60. Claire
60
CLAIRE
N ow…it’s just me and Maeby.
Nerves climb my skin like tiny ants.
“What’d you want to talk about, darling?” she asks.
I bit my lip. “Actually…I wanted to talk about the Belleflower rituals. Your coronation.”
She meets my gaze. Stormy, rain cloud-colored eyes. Just like my own. “Sure.”
Her voice sounds casual, but I can see the muscles of her back coil up. An animal about to flee at the first sign of danger.
I hug my elbows. My jaw locks up.
Alright, Claire. Spit it out.
“I did the math,” I finally say. “You were Belleflower Queen in September of ’94. Then…I was born. Nine months later.”
I watch her. She says nothing. We just trend forward, our shoes cracking dried leaves, kicking up the decaying last gasps of summer.
My palms are sweating. “I know it has to be hard to talk about. I want to be clear that I don’t expect anything. I understand if you want nothing to do with me, that it might be a…terrible reminder…”
“Don’t you dare put that on yourself,” she says suddenly. Her voice is low but intense. “You were a spark of light in a very dark nightmare.”
My breath catches in my throat. I don’t dare look at her. My heart beats fast, rapid hummingbird wings in my chest.
There it is. The truth.
She pulls out a pack of cigarettes from her pocket. “Do you mind?” she asks.
When I shake my head, she lights it. She inhales and breathes out a thin, smoky stream before starting. “I was twenty-four,” she says. “Belleflower Festival was my entire life. Every day, I woke up and trained to be perfect. Hoped I’d be that pretty miss Belleflower Queen. When that day finally came and I got the invite under my pillow…” She smiles crookedly at the memory. “You’ve never seen a happier girl. We had the parade. The after-party. Randall Preacher—he was a catch back then. When I found out he was my King, I just about laid an egg. We danced. He told me all sorts of things a girl like me wanted to hear. And then he took me into that room.”

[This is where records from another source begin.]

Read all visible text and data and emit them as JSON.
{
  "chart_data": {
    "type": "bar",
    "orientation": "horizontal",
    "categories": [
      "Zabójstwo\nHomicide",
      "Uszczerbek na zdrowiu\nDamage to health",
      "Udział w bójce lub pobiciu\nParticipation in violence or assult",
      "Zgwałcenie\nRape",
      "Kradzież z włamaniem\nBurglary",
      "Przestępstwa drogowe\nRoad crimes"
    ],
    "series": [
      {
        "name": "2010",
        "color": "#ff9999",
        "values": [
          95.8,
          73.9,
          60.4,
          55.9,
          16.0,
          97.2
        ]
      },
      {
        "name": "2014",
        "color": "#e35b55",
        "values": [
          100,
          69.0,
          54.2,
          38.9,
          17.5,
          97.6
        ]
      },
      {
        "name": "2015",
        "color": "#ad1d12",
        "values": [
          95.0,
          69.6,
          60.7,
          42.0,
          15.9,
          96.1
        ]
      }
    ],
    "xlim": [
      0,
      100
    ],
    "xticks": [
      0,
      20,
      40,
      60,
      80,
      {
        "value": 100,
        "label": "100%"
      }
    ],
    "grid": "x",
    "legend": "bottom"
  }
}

My stomach turns. Knowing. Maeby looks off in the distance for a moment, toward the deep blue mountains. She absently rubs a hand over her shoulder, where those long scars climb her back. “Didn’t seem to matter that I said no. Or that I fought like an alley cat. Wasn’t long after that I found out I was pregnant. Course, I didn’t tell anyone about what had happened that night. Not my friends. Not my parents. Not after all those years of being taught how important my purity was. Randall was the only one who knew, so even though it made me sick to do it, I told him. He said he’d help me. Make sure no one would ever have to know. I was so ashamed, but…not of you. Never of you.”
Her eyes meet mine. They shimmer.
I nod, encouraging. “I know.”
“It wasn’t until after…when you were born…they took you away from me, just like that, and put you in his arms. That’s when I realized then what a terrible mistake I’d made. But by then, it was too late. Now, they had you to hold over me.”

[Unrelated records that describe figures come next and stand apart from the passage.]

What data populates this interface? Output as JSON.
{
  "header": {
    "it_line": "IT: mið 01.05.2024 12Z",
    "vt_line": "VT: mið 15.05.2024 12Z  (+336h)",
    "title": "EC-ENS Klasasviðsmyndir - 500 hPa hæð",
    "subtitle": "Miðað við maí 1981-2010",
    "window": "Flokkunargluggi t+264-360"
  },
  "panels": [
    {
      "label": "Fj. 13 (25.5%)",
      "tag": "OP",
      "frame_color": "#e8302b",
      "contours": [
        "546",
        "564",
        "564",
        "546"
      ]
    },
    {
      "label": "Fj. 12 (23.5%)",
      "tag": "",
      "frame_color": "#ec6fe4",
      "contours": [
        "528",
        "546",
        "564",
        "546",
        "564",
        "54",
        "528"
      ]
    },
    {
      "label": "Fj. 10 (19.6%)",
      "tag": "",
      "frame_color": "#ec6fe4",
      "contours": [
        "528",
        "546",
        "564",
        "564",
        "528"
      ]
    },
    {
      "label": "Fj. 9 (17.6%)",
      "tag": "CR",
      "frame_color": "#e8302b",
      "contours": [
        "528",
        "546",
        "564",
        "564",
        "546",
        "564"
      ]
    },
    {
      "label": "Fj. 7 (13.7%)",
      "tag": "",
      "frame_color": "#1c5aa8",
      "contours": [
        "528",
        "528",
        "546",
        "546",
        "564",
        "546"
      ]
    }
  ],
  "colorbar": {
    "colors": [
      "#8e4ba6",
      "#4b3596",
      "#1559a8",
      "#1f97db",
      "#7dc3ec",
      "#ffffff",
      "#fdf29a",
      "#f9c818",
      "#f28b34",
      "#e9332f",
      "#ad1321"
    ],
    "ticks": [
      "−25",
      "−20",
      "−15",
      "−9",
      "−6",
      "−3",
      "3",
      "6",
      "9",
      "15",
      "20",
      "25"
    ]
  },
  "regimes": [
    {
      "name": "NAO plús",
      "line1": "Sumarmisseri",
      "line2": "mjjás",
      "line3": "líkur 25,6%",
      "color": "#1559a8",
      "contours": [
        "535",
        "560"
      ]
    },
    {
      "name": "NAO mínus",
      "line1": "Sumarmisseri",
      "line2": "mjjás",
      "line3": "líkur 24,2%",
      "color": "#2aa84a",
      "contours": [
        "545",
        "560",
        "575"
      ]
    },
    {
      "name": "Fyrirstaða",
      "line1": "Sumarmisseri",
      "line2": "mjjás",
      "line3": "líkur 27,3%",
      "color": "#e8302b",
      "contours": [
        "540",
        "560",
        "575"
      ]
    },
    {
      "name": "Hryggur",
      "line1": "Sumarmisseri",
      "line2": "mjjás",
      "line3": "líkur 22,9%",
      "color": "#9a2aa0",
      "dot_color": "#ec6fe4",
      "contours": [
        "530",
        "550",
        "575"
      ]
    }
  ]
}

She takes another sharp hit from the cigarette. She lets it out with a hiss.
“I wanted to run out of town, but I couldn’t leave you behind. They tried to give me money. Said I could have anything I want. Except the one thing I wanted, of course. You.” The edge of her cigarette has burned to a long cylinder of ash. It falls down the backs of her knuckles. She doesn’t even flinch. “I gave up. Became depressed. They didn’t want me around. No one wants a sad Belleflower Queen. I got them to leave me alone, mostly. Except once a year, the night of the festival. All former queens are required to show up for the coronation. Entertain the Benefactors and usher in a new Belleflower Queen. It made me sick to my stomach, leading these poor women like cattle to the slaughter. But anytime I told them to shove it, they’d find a new way to hold you over my head. Said as long as I kept coming back, you’d never have to wear the crown. Crock of bullshit that turned out to be.”
She chokes suddenly. Her voice cracks, and her hand trembles.
“All those years of silence,” she murmurs. “All those years I can’t take back?—”
I stop walking. I take her hand in my own. When she doesn’t pull away, I lace my fingers in hers. She squeezes me tightly.
“We can take it back,” I tell her. “Everything they took from us. We’ll take it all back. I promise.”
Suddenly, she puts her arms around my shoulders. All my bones go stiff when she pulls me into a hug.
There it is. Mother and daughter.
I’m hugging my mother.
I wind my arms around her and slowly embrace her back.
“Promise me you’ll start over,” she says. Her voice is tight and urgent in my ear.
“I promise.”
We stand there for a long time, just holding each other, as the wind picks up and tousles around the dead leaves, coaxing out the old.